En realidad, Fernández se fue para apurar la salida de funcionarios como De Vido, Jaime y Moreno. El ministro de Planificación hizo decir que él también había renunciado después de que Julio Cobos inclinara la balanza en el Senado contra el Gobierno.
Es cierto, aunque fue una renuncia formal. En el acto, De Vido comenzó a actuar como si no estuviera dispuesto a irse nunca.
¿Se irán algún día para darle nueva vida al gobierno de Cristina Kirchner? En la intimidad, el matrimonio presidencial cree que las renuncias de esos ministros y secretarios construirían otra capitulación. No le darán el gusto a Elisa Carrió ni a Mauricio Macri. Pero el problema sin resolver es que la permanencia de aquellos funcionarios no perjudica a Carrió ni a Macri, sino a los propios Kirchner. "La oposición es la que legitima ahora a la Presidenta y no el peronismo", señaló ayer Carrió.
Quienes han hablado en las últimas 24 horas con Alberto Fernández y con Duhalde se encontraron con la misma sorpresa.

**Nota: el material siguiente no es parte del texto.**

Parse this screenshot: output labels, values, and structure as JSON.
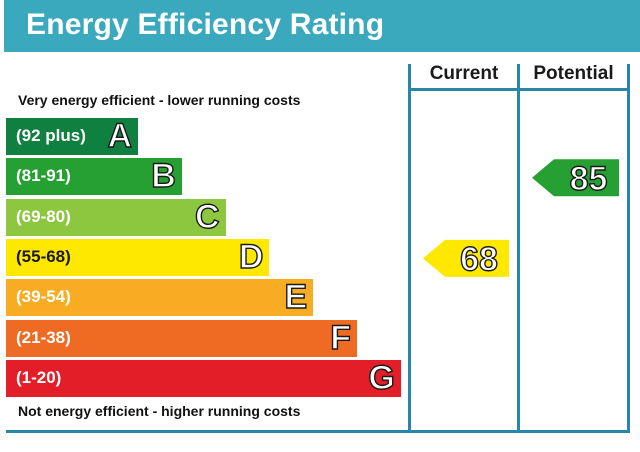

Son los gobernadores peronistas más cercanos al kirchnerismo, asegura cada uno de ellos por su lado, los que están muy preocupados por el curso de la crisis.

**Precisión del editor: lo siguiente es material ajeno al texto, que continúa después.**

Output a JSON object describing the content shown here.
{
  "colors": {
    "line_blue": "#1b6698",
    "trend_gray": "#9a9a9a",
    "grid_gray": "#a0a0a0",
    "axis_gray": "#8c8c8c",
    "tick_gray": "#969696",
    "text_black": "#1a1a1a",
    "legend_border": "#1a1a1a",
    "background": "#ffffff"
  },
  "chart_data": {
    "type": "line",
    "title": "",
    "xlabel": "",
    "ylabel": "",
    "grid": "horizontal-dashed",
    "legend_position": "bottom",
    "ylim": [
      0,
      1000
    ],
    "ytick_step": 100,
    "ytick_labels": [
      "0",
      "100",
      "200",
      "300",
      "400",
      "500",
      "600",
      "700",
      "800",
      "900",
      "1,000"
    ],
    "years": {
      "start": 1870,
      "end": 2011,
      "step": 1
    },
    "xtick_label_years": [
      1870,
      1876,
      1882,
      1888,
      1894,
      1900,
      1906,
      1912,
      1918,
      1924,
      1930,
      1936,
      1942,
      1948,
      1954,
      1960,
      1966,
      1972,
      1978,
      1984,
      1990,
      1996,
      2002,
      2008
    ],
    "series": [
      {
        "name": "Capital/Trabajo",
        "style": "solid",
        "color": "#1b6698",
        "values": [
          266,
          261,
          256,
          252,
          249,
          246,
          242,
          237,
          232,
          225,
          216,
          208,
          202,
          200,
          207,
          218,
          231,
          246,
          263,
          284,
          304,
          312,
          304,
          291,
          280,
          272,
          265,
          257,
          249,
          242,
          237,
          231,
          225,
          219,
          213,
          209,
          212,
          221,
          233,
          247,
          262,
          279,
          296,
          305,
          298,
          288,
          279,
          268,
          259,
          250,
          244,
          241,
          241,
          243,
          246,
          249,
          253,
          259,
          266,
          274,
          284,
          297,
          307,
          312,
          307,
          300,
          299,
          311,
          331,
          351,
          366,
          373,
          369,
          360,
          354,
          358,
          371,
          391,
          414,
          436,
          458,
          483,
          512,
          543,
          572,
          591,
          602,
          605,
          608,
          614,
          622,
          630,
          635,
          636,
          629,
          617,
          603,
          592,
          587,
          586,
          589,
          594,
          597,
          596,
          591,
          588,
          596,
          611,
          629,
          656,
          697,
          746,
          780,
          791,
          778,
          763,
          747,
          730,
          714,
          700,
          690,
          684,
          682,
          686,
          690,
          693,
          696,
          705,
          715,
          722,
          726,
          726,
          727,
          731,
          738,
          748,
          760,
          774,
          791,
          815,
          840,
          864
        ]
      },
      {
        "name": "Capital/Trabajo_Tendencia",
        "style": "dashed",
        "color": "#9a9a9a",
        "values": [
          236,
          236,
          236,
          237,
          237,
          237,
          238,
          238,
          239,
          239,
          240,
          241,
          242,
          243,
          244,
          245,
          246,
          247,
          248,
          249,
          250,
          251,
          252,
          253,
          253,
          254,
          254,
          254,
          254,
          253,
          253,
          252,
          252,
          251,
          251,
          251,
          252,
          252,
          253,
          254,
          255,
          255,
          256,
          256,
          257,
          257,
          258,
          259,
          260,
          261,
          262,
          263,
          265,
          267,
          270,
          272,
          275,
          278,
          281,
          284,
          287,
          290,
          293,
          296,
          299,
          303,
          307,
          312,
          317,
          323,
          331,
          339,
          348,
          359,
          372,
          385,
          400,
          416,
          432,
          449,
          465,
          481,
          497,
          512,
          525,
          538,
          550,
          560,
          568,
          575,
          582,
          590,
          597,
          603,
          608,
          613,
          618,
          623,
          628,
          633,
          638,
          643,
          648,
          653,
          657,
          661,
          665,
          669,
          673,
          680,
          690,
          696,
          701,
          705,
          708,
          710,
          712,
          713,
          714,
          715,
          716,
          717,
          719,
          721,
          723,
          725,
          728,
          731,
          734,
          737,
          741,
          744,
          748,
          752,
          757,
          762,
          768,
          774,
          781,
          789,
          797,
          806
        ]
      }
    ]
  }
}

El peronismo en su conjunto, en efecto, está tomando distancia.
Alberto Fernández ha dicho que su renuncia tendrá sentido si detrás de ella se producen cambios profundos de personas y de políticas en el Gobierno.
Pero tendrá sentido también si no se produjeran: al ex jefe de Gabinete no le interesaba, sencillamente, seguir integrando un gabinete como el de ahora. Esa comprobación lo eyectó.

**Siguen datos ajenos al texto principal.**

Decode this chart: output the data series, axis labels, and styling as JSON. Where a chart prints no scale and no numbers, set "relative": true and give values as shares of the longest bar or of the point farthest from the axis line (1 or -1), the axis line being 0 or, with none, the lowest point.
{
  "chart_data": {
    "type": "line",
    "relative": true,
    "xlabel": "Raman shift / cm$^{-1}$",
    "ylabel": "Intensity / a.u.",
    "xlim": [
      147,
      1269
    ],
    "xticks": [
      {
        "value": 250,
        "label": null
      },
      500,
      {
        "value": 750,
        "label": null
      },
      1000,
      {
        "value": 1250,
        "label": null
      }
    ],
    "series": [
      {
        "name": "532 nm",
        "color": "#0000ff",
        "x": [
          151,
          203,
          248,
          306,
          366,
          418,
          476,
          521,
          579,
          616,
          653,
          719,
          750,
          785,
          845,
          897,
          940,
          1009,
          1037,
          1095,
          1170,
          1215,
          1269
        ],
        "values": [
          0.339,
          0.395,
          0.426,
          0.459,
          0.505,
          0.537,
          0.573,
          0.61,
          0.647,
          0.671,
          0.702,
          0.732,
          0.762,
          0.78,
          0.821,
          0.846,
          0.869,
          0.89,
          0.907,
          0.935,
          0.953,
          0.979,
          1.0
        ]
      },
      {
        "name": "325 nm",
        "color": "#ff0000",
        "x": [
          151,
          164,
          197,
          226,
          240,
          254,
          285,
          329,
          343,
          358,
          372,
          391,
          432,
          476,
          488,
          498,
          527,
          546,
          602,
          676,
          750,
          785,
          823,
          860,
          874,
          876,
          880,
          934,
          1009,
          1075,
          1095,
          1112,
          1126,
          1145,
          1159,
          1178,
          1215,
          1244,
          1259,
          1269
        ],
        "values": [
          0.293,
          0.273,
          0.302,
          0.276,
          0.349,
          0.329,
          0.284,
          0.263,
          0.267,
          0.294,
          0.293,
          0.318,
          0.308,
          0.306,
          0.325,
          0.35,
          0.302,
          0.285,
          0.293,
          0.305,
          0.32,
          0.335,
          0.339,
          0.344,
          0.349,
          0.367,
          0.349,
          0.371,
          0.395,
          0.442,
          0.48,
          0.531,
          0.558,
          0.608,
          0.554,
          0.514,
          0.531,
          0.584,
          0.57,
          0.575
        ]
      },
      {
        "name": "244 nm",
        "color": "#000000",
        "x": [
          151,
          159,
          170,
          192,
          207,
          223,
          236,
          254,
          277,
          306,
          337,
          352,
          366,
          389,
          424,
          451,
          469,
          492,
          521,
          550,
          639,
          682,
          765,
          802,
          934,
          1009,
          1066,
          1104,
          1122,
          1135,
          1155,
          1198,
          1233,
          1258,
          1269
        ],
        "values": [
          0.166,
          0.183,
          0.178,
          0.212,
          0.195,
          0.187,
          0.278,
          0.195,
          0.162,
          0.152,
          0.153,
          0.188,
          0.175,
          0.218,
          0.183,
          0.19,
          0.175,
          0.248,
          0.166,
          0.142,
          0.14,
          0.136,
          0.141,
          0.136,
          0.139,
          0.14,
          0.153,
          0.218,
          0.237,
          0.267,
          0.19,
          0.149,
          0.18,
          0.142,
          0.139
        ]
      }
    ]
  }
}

Sergio Massa llega con fama de buen gestor, pero no tiene la historia ni la fuerza política como para decir que no, cuando los "no" son más importantes que los "sí" para reordenar la política en un devastado campo de batalla.
Si todos los cambios se limitaran al de Massa por Fernández, el Gobierno habrá quedado peor aún que antes de que el anterior jefe de Gabinete cavara una frontera definitiva entre el pasado conocido y el futuro inédito.